Kathleen Taylor, a doctor of obstetrics and gynecology who practiced in California, was motivated to join her first medical mission to a developing country in 2003 after two medical scares: her own emergency cardiac surgery at age 56 and just two years later the near death of her 39-year-old son from an aneurysm. Life, Taylor realized, is precious, and it spurred her to live to the fullest.
That first medical mission, in northern Honduras, opened her eyes to the devastation cervical cancer causes in developing countries, where it kills 300,000 women every year, more than any other form of cancer. Yet, it is preventable. Taylor retired early in 2005 to do something about it. With Patricia Sax, Taylor co-founded Prevention International: No Cervical Cancer, which establishes cervical cancer prevention and treatment programs in poor areas worldwide.

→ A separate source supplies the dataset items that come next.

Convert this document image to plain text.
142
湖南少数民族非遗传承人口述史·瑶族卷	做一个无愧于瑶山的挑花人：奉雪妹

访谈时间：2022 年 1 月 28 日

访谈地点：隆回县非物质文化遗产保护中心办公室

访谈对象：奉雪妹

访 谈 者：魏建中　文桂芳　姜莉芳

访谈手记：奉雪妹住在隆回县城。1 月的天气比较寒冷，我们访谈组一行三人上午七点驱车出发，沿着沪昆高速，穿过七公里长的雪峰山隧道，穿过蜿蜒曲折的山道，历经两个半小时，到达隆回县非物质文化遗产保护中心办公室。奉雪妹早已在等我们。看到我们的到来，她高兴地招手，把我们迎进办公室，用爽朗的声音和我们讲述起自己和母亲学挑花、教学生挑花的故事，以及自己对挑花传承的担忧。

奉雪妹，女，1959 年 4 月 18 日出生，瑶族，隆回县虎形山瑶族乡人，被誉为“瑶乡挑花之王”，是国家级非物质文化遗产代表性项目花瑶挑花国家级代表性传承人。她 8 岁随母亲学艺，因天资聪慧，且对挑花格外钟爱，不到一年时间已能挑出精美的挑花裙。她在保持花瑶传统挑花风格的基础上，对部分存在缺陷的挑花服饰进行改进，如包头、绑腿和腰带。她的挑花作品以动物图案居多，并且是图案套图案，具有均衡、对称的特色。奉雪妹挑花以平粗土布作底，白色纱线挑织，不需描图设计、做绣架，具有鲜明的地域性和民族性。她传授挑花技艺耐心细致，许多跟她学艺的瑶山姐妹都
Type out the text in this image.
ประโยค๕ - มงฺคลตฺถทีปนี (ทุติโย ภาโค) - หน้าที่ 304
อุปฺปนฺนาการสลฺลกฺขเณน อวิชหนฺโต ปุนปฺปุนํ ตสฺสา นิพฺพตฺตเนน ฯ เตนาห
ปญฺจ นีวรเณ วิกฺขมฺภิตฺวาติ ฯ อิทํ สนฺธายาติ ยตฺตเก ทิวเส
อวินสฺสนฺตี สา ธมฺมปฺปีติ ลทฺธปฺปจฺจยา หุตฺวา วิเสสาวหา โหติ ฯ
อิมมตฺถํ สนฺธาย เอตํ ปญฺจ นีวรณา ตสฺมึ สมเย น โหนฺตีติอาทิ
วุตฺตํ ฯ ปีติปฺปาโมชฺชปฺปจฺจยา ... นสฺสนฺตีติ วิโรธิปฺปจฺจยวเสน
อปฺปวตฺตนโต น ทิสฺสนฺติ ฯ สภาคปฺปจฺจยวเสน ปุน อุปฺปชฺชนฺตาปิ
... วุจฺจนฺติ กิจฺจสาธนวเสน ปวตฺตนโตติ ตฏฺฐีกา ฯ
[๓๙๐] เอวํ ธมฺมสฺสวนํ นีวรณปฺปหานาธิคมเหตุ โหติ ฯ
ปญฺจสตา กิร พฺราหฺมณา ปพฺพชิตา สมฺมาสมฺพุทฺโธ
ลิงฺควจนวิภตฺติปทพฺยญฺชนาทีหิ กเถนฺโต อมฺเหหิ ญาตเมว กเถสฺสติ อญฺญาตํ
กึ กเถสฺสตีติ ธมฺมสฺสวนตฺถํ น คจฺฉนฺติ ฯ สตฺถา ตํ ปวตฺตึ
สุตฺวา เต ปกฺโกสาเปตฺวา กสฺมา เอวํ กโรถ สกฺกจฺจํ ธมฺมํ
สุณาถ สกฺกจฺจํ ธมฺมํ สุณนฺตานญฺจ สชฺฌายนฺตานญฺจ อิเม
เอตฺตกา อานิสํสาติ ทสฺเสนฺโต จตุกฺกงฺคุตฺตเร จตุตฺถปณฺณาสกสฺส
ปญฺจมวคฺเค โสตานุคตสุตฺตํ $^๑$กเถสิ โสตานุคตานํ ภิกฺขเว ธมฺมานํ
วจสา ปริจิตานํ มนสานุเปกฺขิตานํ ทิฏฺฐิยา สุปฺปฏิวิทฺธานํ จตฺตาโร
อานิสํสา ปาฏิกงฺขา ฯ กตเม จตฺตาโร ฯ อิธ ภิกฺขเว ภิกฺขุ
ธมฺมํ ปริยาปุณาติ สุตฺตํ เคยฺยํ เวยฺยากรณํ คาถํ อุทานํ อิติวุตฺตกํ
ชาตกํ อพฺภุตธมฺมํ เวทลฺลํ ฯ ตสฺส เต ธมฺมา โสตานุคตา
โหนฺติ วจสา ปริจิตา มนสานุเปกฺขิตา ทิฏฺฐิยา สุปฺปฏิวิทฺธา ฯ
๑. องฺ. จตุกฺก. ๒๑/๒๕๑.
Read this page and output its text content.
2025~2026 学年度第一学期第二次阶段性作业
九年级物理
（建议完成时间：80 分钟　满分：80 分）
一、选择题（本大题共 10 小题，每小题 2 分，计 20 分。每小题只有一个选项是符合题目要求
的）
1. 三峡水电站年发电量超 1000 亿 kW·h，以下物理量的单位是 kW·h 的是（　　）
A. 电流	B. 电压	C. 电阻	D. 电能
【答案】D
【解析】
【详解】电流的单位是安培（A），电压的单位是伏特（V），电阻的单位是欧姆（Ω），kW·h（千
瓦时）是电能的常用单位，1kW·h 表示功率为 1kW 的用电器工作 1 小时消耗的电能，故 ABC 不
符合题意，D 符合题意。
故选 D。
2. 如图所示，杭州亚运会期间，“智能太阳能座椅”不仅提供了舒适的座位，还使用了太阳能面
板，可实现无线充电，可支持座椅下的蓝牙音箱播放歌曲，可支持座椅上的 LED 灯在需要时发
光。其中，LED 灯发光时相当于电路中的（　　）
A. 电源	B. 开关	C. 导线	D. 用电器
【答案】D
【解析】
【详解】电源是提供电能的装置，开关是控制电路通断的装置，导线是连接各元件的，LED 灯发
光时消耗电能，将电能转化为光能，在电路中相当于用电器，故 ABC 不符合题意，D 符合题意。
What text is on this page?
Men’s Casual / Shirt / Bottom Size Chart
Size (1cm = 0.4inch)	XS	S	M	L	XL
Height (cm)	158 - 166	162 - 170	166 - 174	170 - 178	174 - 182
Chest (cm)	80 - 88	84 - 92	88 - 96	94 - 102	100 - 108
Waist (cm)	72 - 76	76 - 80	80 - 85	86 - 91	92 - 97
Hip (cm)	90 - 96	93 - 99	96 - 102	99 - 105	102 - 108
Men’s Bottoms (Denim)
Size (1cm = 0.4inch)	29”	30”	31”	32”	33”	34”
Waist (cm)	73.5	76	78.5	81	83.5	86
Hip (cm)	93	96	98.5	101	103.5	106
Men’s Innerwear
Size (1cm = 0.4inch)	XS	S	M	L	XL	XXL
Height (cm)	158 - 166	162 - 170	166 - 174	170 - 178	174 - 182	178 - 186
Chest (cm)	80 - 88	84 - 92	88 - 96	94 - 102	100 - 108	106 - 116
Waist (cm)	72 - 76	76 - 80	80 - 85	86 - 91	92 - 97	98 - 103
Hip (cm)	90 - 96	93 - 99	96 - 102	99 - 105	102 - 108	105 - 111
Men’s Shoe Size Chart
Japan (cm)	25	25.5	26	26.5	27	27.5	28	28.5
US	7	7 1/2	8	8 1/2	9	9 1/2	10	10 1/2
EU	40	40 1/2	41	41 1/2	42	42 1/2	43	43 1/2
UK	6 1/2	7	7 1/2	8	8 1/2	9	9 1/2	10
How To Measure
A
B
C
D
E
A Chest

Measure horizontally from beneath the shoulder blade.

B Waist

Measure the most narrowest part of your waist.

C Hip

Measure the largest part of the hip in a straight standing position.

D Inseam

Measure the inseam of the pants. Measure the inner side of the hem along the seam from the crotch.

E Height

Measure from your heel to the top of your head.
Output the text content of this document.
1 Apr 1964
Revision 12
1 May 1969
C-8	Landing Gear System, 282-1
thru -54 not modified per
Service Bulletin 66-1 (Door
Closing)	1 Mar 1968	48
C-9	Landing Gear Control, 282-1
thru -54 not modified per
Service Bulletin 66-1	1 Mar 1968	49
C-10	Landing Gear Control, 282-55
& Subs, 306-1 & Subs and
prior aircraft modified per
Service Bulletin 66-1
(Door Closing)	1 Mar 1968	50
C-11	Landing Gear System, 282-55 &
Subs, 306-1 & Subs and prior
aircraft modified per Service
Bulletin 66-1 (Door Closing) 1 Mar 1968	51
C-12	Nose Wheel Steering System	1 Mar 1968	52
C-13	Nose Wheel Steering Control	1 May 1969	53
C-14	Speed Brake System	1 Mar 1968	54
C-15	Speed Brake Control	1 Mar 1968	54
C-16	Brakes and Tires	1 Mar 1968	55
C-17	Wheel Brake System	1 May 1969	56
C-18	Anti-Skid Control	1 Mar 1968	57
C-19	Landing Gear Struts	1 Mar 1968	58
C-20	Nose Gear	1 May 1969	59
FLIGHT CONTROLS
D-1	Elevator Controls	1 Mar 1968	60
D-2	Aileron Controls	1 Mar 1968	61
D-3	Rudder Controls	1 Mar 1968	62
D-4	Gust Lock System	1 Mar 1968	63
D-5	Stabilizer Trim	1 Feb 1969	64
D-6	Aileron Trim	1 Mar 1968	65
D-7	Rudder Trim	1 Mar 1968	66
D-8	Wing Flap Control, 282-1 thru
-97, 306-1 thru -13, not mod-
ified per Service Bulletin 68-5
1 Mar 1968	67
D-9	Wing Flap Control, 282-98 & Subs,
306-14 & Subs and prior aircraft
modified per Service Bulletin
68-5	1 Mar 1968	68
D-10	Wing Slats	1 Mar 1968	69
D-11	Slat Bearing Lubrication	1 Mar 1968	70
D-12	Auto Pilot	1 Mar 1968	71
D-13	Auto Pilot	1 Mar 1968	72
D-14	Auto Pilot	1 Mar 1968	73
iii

Targeting under-resourced rural communities with little or no access to medical care, today the organization trains medical personnel to screen for and treat human papillomavirus (which causes 99 percent of cervical cancer cases), and equips facilities with low-cost, accessible technologies in seven countries on three continents.
When family and friends ask Taylor why she’s trekking in rural areas in developing countries after her triple bypass surgery, Taylor says, “I’d rather drop down dead there than sit in a rocking chair here.”